Different parts of the gut have their own specific functions. Between the mouth and the small intestine, physical and chemical processes work in tandem to crush, move, and digest food. Leftovers, pushed through into the colon, feed colonies of bacteria and other microorganisms – your gut flora – which in turn release more nutrients and calories for absorption. Any remaining matter is expelled as waste, or poo. 

A combination of hormones and nerve signals keep the whole system running smoothly, at the right speed. Although we can barely feel our guts, we do get occasional clues as to their workings: our tummy swells as it fills with food, or our intestines might gurgle, and so on.

Typically, it takes approximately 7 hours for a meal to reach the colon, and then a further 40 hours for whatever’s left to arrive at the rectum.

… vs the IBS Gut

Surprisingly, perhaps, the IBS Gut looks the same as a normal gut. It’s not visibly diseased. The difference is functional. Your gut isn’t working properly, and as a result, you suffer from all those well-known symptoms that make you feel so lousy.
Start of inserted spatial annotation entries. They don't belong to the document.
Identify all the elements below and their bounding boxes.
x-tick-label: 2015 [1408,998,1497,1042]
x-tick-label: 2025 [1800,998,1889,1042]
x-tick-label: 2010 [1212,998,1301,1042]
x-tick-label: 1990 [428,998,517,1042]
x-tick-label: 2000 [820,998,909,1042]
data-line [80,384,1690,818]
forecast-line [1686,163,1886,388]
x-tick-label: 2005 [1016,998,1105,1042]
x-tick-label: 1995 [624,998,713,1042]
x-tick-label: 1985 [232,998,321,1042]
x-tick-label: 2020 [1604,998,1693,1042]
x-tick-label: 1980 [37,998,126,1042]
Communication between the gut and brain are affected too and alters how people with IBS sense pain. 

Pain is the body’s way of warning us about a problem, so that we do something about it. However, in IBS our pain system malfunctions.

With IBS, the levels of pain and symptoms you experience are the result of too many messages flying back and forth between an overly sensitive gut and an overly ‘listening’ brain. It’s as if the IBS gut is on a hair-trigger, ready to fire off a warning at the slightest hint of danger, while the brain is poised and waiting to jump into action. All this jitteriness translates into extra levels of pain and discomfort for you.

Gut-directed hypnotherapy can dampen down the messages coming from the gut, and to reduce the attention that your ‘jumpy’ brain is paying to them. With the aid of hypnotherapy IBS can usually be brought under control.

It is useful to think of IBS as a condition where the gut is oversensitive and overreactive.